Тексты, основанные на вторичных литературных мирах, не так новы и имеют славные традиции. Один из первых «межавторских проектов» занимает видное место в истории литературы. Жюль Верн продолжил повесть Эдгара Алана По «Сообщение Артура Гордона Пима» спустя почти шестьдесят лет после ее написания. Еще через три десятилетия свою версию продолжения этой истории рассказал Говард Филипс Лавкрафт в «Хребтах безумия», которые продолжил уже в финале двадцатого века Чарльз Стросс в блистательной «Очень холодной войне». Таким образом, этот «проект» продлился 160 лет. Однако еще большей историей (и тиражами) обладает другой «проект», который атеисты вполне могли бы причислить к фантастике, да и фанфиков (в другой терминологии – апокрифов) у этого «проекта» хватает.

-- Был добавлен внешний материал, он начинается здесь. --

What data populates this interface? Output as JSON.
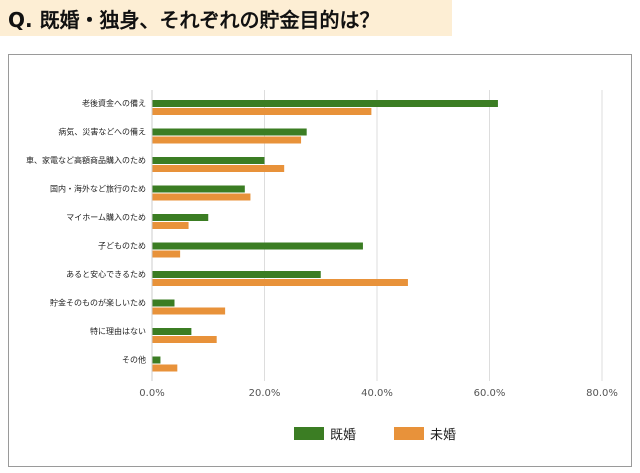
{
  "title": "Q. 既婚・独身、それぞれの貯金目的は？",
  "colors": {
    "married": "#3b7d23",
    "single": "#e8923a",
    "grid": "#dddddd",
    "axis_text": "#555555"
  },
  "chart_data": {
    "type": "bar",
    "orientation": "horizontal",
    "categories": [
      "老後資金への備え",
      "病気、災害などへの備え",
      "車、家電など高額商品購入のため",
      "国内・海外など旅行のため",
      "マイホーム購入のため",
      "子どものため",
      "あると安心できるため",
      "貯金そのものが楽しいため",
      "特に理由はない",
      "その他"
    ],
    "series": [
      {
        "name": "既婚",
        "color": "#3b7d23",
        "values": [
          61.5,
          27.5,
          20.0,
          16.5,
          10.0,
          37.5,
          30.0,
          4.0,
          7.0,
          1.5
        ]
      },
      {
        "name": "未婚",
        "color": "#e8923a",
        "values": [
          39.0,
          26.5,
          23.5,
          17.5,
          6.5,
          5.0,
          45.5,
          13.0,
          11.5,
          4.5
        ]
      }
    ],
    "xlim": [
      0,
      80
    ],
    "xticks": [
      "0.0%",
      "20.0%",
      "40.0%",
      "60.0%",
      "80.0%"
    ],
    "grid": true,
    "legend": "bottom-center"
  }
}
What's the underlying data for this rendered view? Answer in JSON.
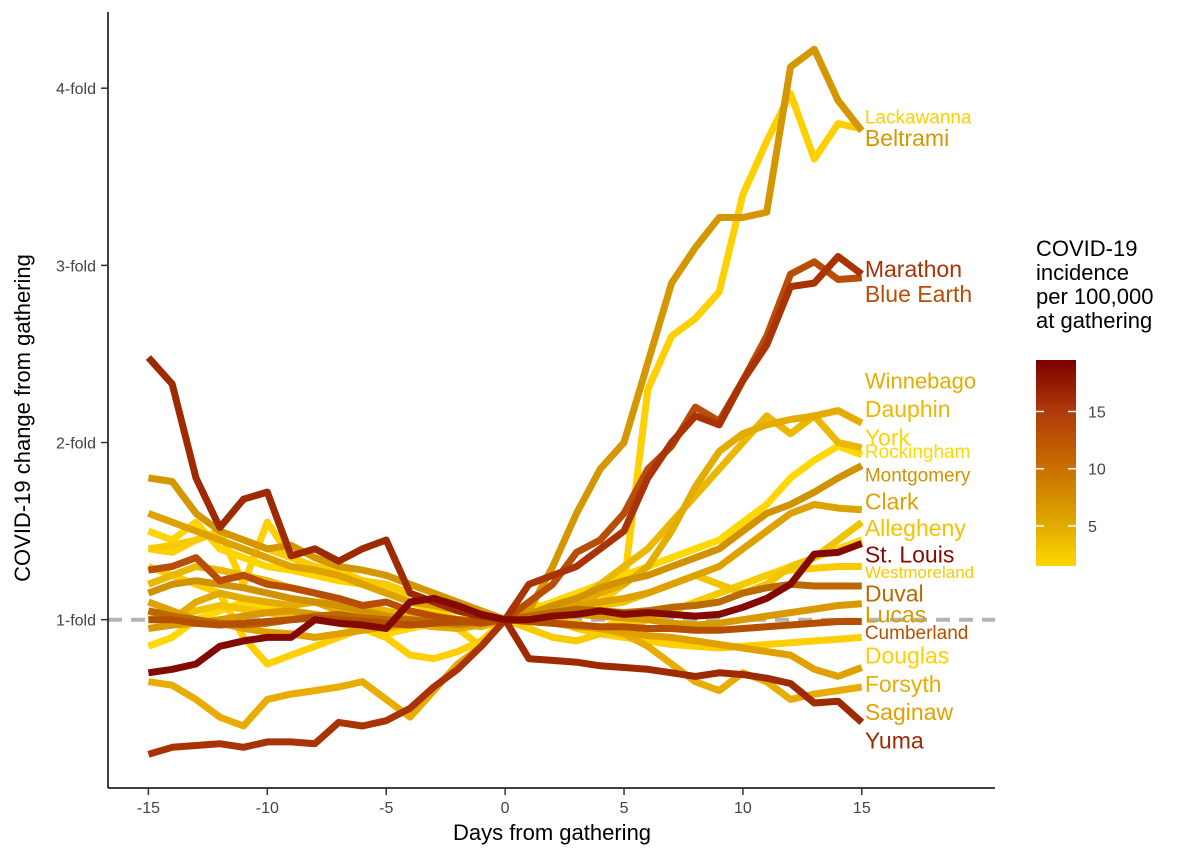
{
  "chart_data": {
    "type": "line",
    "xlabel": "Days from gathering",
    "ylabel": "COVID-19 change from gathering",
    "xlim": [
      -16.7,
      20.6
    ],
    "ylim": [
      0.05,
      4.43
    ],
    "x_ticks": [
      -15,
      -10,
      -5,
      0,
      5,
      10,
      15
    ],
    "x_tick_labels": [
      "-15",
      "-10",
      "-5",
      "0",
      "5",
      "10",
      "15"
    ],
    "y_ticks": [
      1,
      2,
      3,
      4
    ],
    "y_tick_labels": [
      "1-fold",
      "2-fold",
      "3-fold",
      "4-fold"
    ],
    "reference_line": {
      "y": 1,
      "style": "dashed",
      "color": "#b3b3b3"
    },
    "grid": false,
    "legend": {
      "title_lines": [
        "COVID-19",
        "incidence",
        "per 100,000",
        "at gathering"
      ],
      "placement": "right",
      "ticks": [
        5,
        10,
        15
      ],
      "tick_labels": [
        "5",
        "10",
        "15"
      ],
      "range": [
        1.5,
        19.5
      ],
      "colors": [
        "#ffd700",
        "#daa000",
        "#c76a00",
        "#b03a0a",
        "#7c0000"
      ]
    },
    "x": [
      -15,
      -14,
      -13,
      -12,
      -11,
      -10,
      -9,
      -8,
      -7,
      -6,
      -5,
      -4,
      -3,
      -2,
      -1,
      0,
      1,
      2,
      3,
      4,
      5,
      6,
      7,
      8,
      9,
      10,
      11,
      12,
      13,
      14,
      15
    ],
    "series": [
      {
        "name": "Lackawanna",
        "color": "#ffd000",
        "incidence": 2,
        "values": [
          1.4,
          1.38,
          1.45,
          1.5,
          1.2,
          1.55,
          1.35,
          1.3,
          1.28,
          1.22,
          1.18,
          1.1,
          1.05,
          0.95,
          0.85,
          1.0,
          1.1,
          1.05,
          1.08,
          1.1,
          1.2,
          2.3,
          2.6,
          2.7,
          2.85,
          3.4,
          3.7,
          3.97,
          3.6,
          3.8,
          3.77
        ]
      },
      {
        "name": "Beltrami",
        "color": "#d59700",
        "incidence": 8,
        "values": [
          1.8,
          1.78,
          1.6,
          1.5,
          1.45,
          1.4,
          1.42,
          1.35,
          1.3,
          1.28,
          1.25,
          1.2,
          1.15,
          1.1,
          1.05,
          1.0,
          1.05,
          1.3,
          1.6,
          1.85,
          2.0,
          2.45,
          2.9,
          3.1,
          3.27,
          3.27,
          3.3,
          4.12,
          4.22,
          3.93,
          3.76
        ]
      },
      {
        "name": "Marathon",
        "color": "#aa3305",
        "incidence": 16,
        "values": [
          0.24,
          0.28,
          0.29,
          0.3,
          0.28,
          0.31,
          0.31,
          0.3,
          0.42,
          0.4,
          0.43,
          0.5,
          0.62,
          0.72,
          0.85,
          1.0,
          1.2,
          1.25,
          1.3,
          1.4,
          1.5,
          1.8,
          2.0,
          2.15,
          2.1,
          2.35,
          2.55,
          2.88,
          2.9,
          3.05,
          2.95
        ]
      },
      {
        "name": "Blue Earth",
        "color": "#b84d05",
        "incidence": 14,
        "values": [
          1.28,
          1.3,
          1.35,
          1.22,
          1.25,
          1.2,
          1.18,
          1.15,
          1.12,
          1.08,
          1.1,
          1.05,
          1.02,
          1.0,
          0.98,
          1.0,
          1.1,
          1.2,
          1.38,
          1.45,
          1.6,
          1.85,
          1.98,
          2.2,
          2.12,
          2.35,
          2.6,
          2.95,
          3.02,
          2.92,
          2.93
        ]
      },
      {
        "name": "Winnebago",
        "color": "#e4ac00",
        "incidence": 6,
        "values": [
          1.05,
          1.0,
          1.1,
          1.15,
          1.12,
          1.1,
          1.08,
          1.1,
          1.05,
          1.02,
          1.0,
          0.98,
          0.96,
          0.95,
          0.97,
          1.0,
          1.02,
          1.05,
          1.08,
          1.15,
          1.2,
          1.3,
          1.5,
          1.75,
          1.95,
          2.05,
          2.1,
          2.13,
          2.15,
          2.18,
          2.11
        ]
      },
      {
        "name": "Dauphin",
        "color": "#ebb800",
        "incidence": 5,
        "values": [
          1.2,
          1.25,
          1.3,
          1.28,
          1.25,
          1.22,
          1.18,
          1.15,
          1.1,
          1.08,
          1.05,
          1.02,
          1.0,
          0.98,
          0.96,
          1.0,
          1.02,
          1.05,
          1.1,
          1.2,
          1.3,
          1.4,
          1.55,
          1.7,
          1.85,
          2.0,
          2.15,
          2.05,
          2.15,
          2.0,
          1.97
        ]
      },
      {
        "name": "York",
        "color": "#ffd500",
        "incidence": 2,
        "values": [
          1.5,
          1.45,
          1.55,
          1.4,
          1.35,
          1.3,
          1.28,
          1.25,
          1.22,
          1.2,
          1.15,
          1.1,
          1.05,
          1.0,
          0.98,
          1.0,
          1.0,
          1.0,
          0.98,
          0.95,
          1.0,
          1.0,
          1.05,
          1.1,
          1.15,
          1.2,
          1.25,
          1.3,
          1.35,
          1.4,
          1.45
        ]
      },
      {
        "name": "Rockingham",
        "color": "#ffd800",
        "incidence": 2,
        "values": [
          0.85,
          0.9,
          1.0,
          1.05,
          1.1,
          1.08,
          1.05,
          1.0,
          0.98,
          0.95,
          0.92,
          0.95,
          0.98,
          1.0,
          1.02,
          1.0,
          1.05,
          1.1,
          1.15,
          1.2,
          1.25,
          1.3,
          1.35,
          1.4,
          1.45,
          1.55,
          1.65,
          1.8,
          1.9,
          1.98,
          1.93
        ]
      },
      {
        "name": "Montgomery",
        "color": "#d29200",
        "incidence": 8,
        "values": [
          1.15,
          1.2,
          1.22,
          1.2,
          1.18,
          1.15,
          1.12,
          1.1,
          1.08,
          1.05,
          1.02,
          1.0,
          0.98,
          0.97,
          0.98,
          1.0,
          1.03,
          1.08,
          1.12,
          1.18,
          1.22,
          1.25,
          1.3,
          1.35,
          1.4,
          1.5,
          1.6,
          1.65,
          1.72,
          1.8,
          1.87
        ]
      },
      {
        "name": "Clark",
        "color": "#dda200",
        "incidence": 7,
        "values": [
          1.6,
          1.55,
          1.5,
          1.45,
          1.4,
          1.35,
          1.3,
          1.28,
          1.25,
          1.2,
          1.15,
          1.1,
          1.08,
          1.05,
          1.02,
          1.0,
          1.02,
          1.05,
          1.08,
          1.1,
          1.12,
          1.15,
          1.2,
          1.25,
          1.3,
          1.4,
          1.5,
          1.6,
          1.65,
          1.63,
          1.62
        ]
      },
      {
        "name": "Allegheny",
        "color": "#f1c300",
        "incidence": 4,
        "values": [
          1.0,
          1.02,
          1.05,
          1.08,
          1.06,
          1.04,
          1.02,
          1.0,
          0.98,
          0.96,
          0.95,
          0.97,
          0.99,
          1.0,
          1.01,
          1.0,
          1.02,
          1.04,
          1.06,
          1.08,
          1.1,
          1.15,
          1.2,
          1.25,
          1.2,
          1.15,
          1.2,
          1.3,
          1.35,
          1.45,
          1.55
        ]
      },
      {
        "name": "St. Louis",
        "color": "#820a00",
        "incidence": 19,
        "values": [
          0.7,
          0.72,
          0.75,
          0.85,
          0.88,
          0.9,
          0.9,
          1.0,
          0.98,
          0.97,
          0.95,
          1.1,
          1.12,
          1.08,
          1.03,
          1.0,
          1.0,
          1.02,
          1.03,
          1.05,
          1.03,
          1.04,
          1.03,
          1.02,
          1.03,
          1.07,
          1.12,
          1.2,
          1.37,
          1.38,
          1.43
        ]
      },
      {
        "name": "Westmoreland",
        "color": "#f8cb00",
        "incidence": 3,
        "values": [
          1.4,
          1.42,
          1.45,
          1.5,
          1.45,
          1.4,
          1.35,
          1.3,
          1.25,
          1.22,
          1.2,
          1.15,
          1.1,
          1.05,
          1.02,
          1.0,
          0.95,
          0.9,
          0.88,
          0.92,
          0.95,
          1.0,
          1.05,
          1.1,
          1.15,
          1.2,
          1.25,
          1.28,
          1.29,
          1.3,
          1.3
        ]
      },
      {
        "name": "Duval",
        "color": "#bb6a00",
        "incidence": 12,
        "values": [
          1.05,
          1.02,
          1.0,
          0.98,
          0.97,
          0.98,
          1.0,
          1.02,
          1.03,
          1.01,
          1.0,
          1.0,
          0.99,
          0.98,
          0.99,
          1.0,
          1.02,
          1.04,
          1.06,
          1.05,
          1.04,
          1.05,
          1.07,
          1.08,
          1.1,
          1.15,
          1.18,
          1.2,
          1.19,
          1.19,
          1.19
        ]
      },
      {
        "name": "Lucas",
        "color": "#d89a00",
        "incidence": 8,
        "values": [
          0.95,
          0.97,
          0.98,
          1.0,
          1.02,
          1.04,
          1.05,
          1.03,
          1.01,
          1.0,
          0.98,
          0.97,
          0.98,
          0.99,
          1.0,
          1.0,
          1.01,
          1.02,
          1.03,
          1.02,
          1.01,
          1.0,
          0.98,
          0.97,
          0.98,
          1.0,
          1.02,
          1.04,
          1.06,
          1.08,
          1.09
        ]
      },
      {
        "name": "Cumberland",
        "color": "#b55000",
        "incidence": 14,
        "values": [
          1.0,
          1.0,
          0.98,
          0.97,
          0.98,
          0.99,
          1.0,
          1.01,
          1.0,
          0.99,
          0.98,
          0.97,
          0.98,
          0.99,
          1.0,
          1.0,
          0.99,
          0.98,
          0.97,
          0.96,
          0.96,
          0.95,
          0.95,
          0.94,
          0.94,
          0.95,
          0.96,
          0.97,
          0.98,
          0.99,
          0.99
        ]
      },
      {
        "name": "Douglas",
        "color": "#ffcf00",
        "incidence": 2,
        "values": [
          1.3,
          1.25,
          1.2,
          1.15,
          0.9,
          0.75,
          0.8,
          0.85,
          0.9,
          0.95,
          0.9,
          0.8,
          0.78,
          0.82,
          0.88,
          1.0,
          1.05,
          1.0,
          0.95,
          0.92,
          0.9,
          0.88,
          0.86,
          0.85,
          0.84,
          0.85,
          0.86,
          0.87,
          0.88,
          0.89,
          0.9
        ]
      },
      {
        "name": "Forsyth",
        "color": "#e8ad00",
        "incidence": 6,
        "values": [
          0.65,
          0.63,
          0.55,
          0.45,
          0.4,
          0.55,
          0.58,
          0.6,
          0.62,
          0.65,
          0.55,
          0.45,
          0.6,
          0.75,
          0.85,
          1.0,
          1.02,
          1.0,
          0.97,
          0.95,
          0.92,
          0.85,
          0.75,
          0.65,
          0.6,
          0.7,
          0.65,
          0.55,
          0.58,
          0.6,
          0.62
        ]
      },
      {
        "name": "Saginaw",
        "color": "#e0a000",
        "incidence": 7,
        "values": [
          1.1,
          1.05,
          1.0,
          0.98,
          0.95,
          0.93,
          0.92,
          0.9,
          0.92,
          0.94,
          0.96,
          0.98,
          0.99,
          1.0,
          1.0,
          1.0,
          0.99,
          0.98,
          0.96,
          0.95,
          0.93,
          0.91,
          0.9,
          0.88,
          0.86,
          0.84,
          0.82,
          0.8,
          0.72,
          0.68,
          0.73
        ]
      },
      {
        "name": "Yuma",
        "color": "#9e2a02",
        "incidence": 17,
        "values": [
          2.48,
          2.33,
          1.8,
          1.52,
          1.68,
          1.72,
          1.36,
          1.4,
          1.33,
          1.4,
          1.45,
          1.15,
          1.1,
          1.05,
          1.02,
          1.0,
          0.78,
          0.77,
          0.76,
          0.74,
          0.73,
          0.72,
          0.7,
          0.68,
          0.7,
          0.69,
          0.67,
          0.64,
          0.53,
          0.54,
          0.42
        ]
      }
    ],
    "labels": [
      {
        "text": "Lackawanna",
        "color": "#ffd000",
        "size": 19,
        "y": 3.84
      },
      {
        "text": "Beltrami",
        "color": "#d59700",
        "size": 23,
        "y": 3.72
      },
      {
        "text": "Marathon",
        "color": "#aa3305",
        "size": 23,
        "y": 2.98
      },
      {
        "text": "Blue Earth",
        "color": "#b84d05",
        "size": 23,
        "y": 2.84
      },
      {
        "text": "Winnebago",
        "color": "#e4ac00",
        "size": 22,
        "y": 2.35
      },
      {
        "text": "Dauphin",
        "color": "#ebb800",
        "size": 23,
        "y": 2.19
      },
      {
        "text": "York",
        "color": "#ffd500",
        "size": 23,
        "y": 2.03
      },
      {
        "text": "Rockingham",
        "color": "#ffd800",
        "size": 19,
        "y": 1.95
      },
      {
        "text": "Montgomery",
        "color": "#d29200",
        "size": 19,
        "y": 1.82
      },
      {
        "text": "Clark",
        "color": "#dda200",
        "size": 23,
        "y": 1.67
      },
      {
        "text": "Allegheny",
        "color": "#f1c300",
        "size": 23,
        "y": 1.52
      },
      {
        "text": "St. Louis",
        "color": "#820a00",
        "size": 23,
        "y": 1.37
      },
      {
        "text": "Westmoreland",
        "color": "#f8cb00",
        "size": 17,
        "y": 1.27
      },
      {
        "text": "Duval",
        "color": "#bb6a00",
        "size": 23,
        "y": 1.15
      },
      {
        "text": "Lucas",
        "color": "#d89a00",
        "size": 23,
        "y": 1.03
      },
      {
        "text": "Cumberland",
        "color": "#b55000",
        "size": 19,
        "y": 0.93
      },
      {
        "text": "Douglas",
        "color": "#ffcf00",
        "size": 23,
        "y": 0.8
      },
      {
        "text": "Forsyth",
        "color": "#e8ad00",
        "size": 23,
        "y": 0.64
      },
      {
        "text": "Saginaw",
        "color": "#e0a000",
        "size": 23,
        "y": 0.48
      },
      {
        "text": "Yuma",
        "color": "#9e2a02",
        "size": 23,
        "y": 0.32
      }
    ]
  }
}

Заглядывая в историю отечественной литературы, вспомним роман с фантастическим сюжетом «Большие пожары» (1927), авторами которого стали Михаил Кольцов, Исаак Бабель, Александр Грин, Леонид Леонов, Алексей Толстой, Вениамин Каверин, Михаил Зощенко, А. Зорич и другие советские писатели. В шестидесятые годы появились сразу два примечательных фантастических романа-буриме. Первый, «Летящие сквозь мгновенье», публиковался в журнале «Техника — молодежи» в 1967-1968 годах и объединил таких авторов, как Михаил Емцев, Еремей Парнов, Александр Мирер, Ариадна Громова, Анатолий Днепров и Север Гансовский. Во втором, «Летающие кочевники» (1968), приняли участие братья Стругацкие, Ольга Ларионова и Геннадий Гор.
Попрекают проектные тексты и обилием рамок, в которые автор должен втиснуть свое творчество. Увы, авторы обречены сталкиваться с ограничениями самого разного толка. Сама форма, которую принимает рассказываемая автором история, влияет на структуру повествования. Так, развитие сюжета произведений Диккенса обусловлено, помимо прочего, и тем, что они публиковались по частям, в журналах. Не только формы представления текста, но и сам текст как способ рассказывания истории – сторителлинга накладывает на автора свои ограничения. Писатели боролись с ними как могли: от Милорада Павича, превратившего свой «Хазарский словарь» в гипертекст, до Альфреда Бестера, который сделал графические изображения полноправной частью романа «Голем 100». Харлан Эллисон говорил о «раздражающих физических ограничениях печатной страницы» и настаивал на издании своего рассказа «У меня нет рта, и я хочу кричать» в четырехцветном варианте и со вставками из компьютерных символов.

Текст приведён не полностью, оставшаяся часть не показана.